Glioblastoma multiforme (GBM) is the most common and lethal primary brain tumor in humans with a 5-year survival rate of less than 10%. The standard treatment for GBM involves surgical resection, when feasible, as well as temozolomide chemotherapy delivered concurrently with external beam radiotherapy (EBRT). The cellular makeup within GBM tumors shows heterogeneity that correlates with resistance to EBRT, with data revealing that radiation resistant GBM tumors exhibit higher levels of molecules that promote processes that allow cancer cells to adapt to changing microenvironments and to proliferate. The metabolic flux of cancerous tissue has historically been evaluated by mass spectrometry measurements of infused radioactive carbon isotopes such as carbon-13 (13C) to assess the effects of influence of these molecules. Given that existing measures are commonly limited in both number and time, a need exists for new methods to extrapolate the metabolic behavior of tumor cells from a limited number of data points.

INNOVATION

Researchers at the University of Michigan have developed a method to utilize stable isotope infusions to quantify rates of metabolic activity from single measurements in mouse models of human brain tumors. While historical measures of tumor metabolic activity require multiple assessments over different timepoints, this invention employs machine learning models based on existing data that can determine metabolic activity from a single measurement.
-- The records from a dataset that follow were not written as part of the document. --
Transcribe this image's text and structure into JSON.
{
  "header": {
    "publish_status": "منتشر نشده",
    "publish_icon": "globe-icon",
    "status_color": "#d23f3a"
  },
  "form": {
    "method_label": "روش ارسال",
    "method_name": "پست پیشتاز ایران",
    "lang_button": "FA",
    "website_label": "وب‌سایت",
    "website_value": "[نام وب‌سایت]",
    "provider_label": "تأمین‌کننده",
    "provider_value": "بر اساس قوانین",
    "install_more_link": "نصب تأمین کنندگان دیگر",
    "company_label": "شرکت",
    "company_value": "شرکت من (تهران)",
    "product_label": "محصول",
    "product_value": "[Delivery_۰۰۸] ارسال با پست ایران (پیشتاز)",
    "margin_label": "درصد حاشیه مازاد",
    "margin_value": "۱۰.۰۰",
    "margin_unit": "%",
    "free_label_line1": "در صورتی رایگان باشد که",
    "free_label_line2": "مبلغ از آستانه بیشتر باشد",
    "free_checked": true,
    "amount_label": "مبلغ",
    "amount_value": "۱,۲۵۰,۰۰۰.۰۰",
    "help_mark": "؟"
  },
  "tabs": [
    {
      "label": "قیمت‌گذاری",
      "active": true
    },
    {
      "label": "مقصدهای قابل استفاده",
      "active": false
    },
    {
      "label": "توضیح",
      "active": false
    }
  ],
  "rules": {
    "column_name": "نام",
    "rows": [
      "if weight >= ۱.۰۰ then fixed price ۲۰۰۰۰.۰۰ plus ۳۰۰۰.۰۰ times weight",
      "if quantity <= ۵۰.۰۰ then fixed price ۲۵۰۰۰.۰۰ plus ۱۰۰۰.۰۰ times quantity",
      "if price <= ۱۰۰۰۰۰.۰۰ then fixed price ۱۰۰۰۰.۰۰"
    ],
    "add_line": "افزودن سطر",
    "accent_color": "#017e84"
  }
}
This invention can therefore measure the metabolic flux of tumors using 13C infusion and single time point analysis. Because most patient tumors can only provide a solitary metabolic measurement representing their activity at the time of biopsy or surgical resection, the development this model to estimate metabolic activity based on a single data point provides a novel means by which to assess tumor behavior. The information obtained from this approach can be used by clinicians when they choose which metabolic inhibitors to prescribe for their patients with glioblastoma multiforme, such as the delivery of agents which inhibit guanosine triphosphate and may therefore negate the radiation-resistant properties of tumors rich in this this nucleotide. The further study of this novel technique may provide a wealth of approaches for GBM treatment algorithms.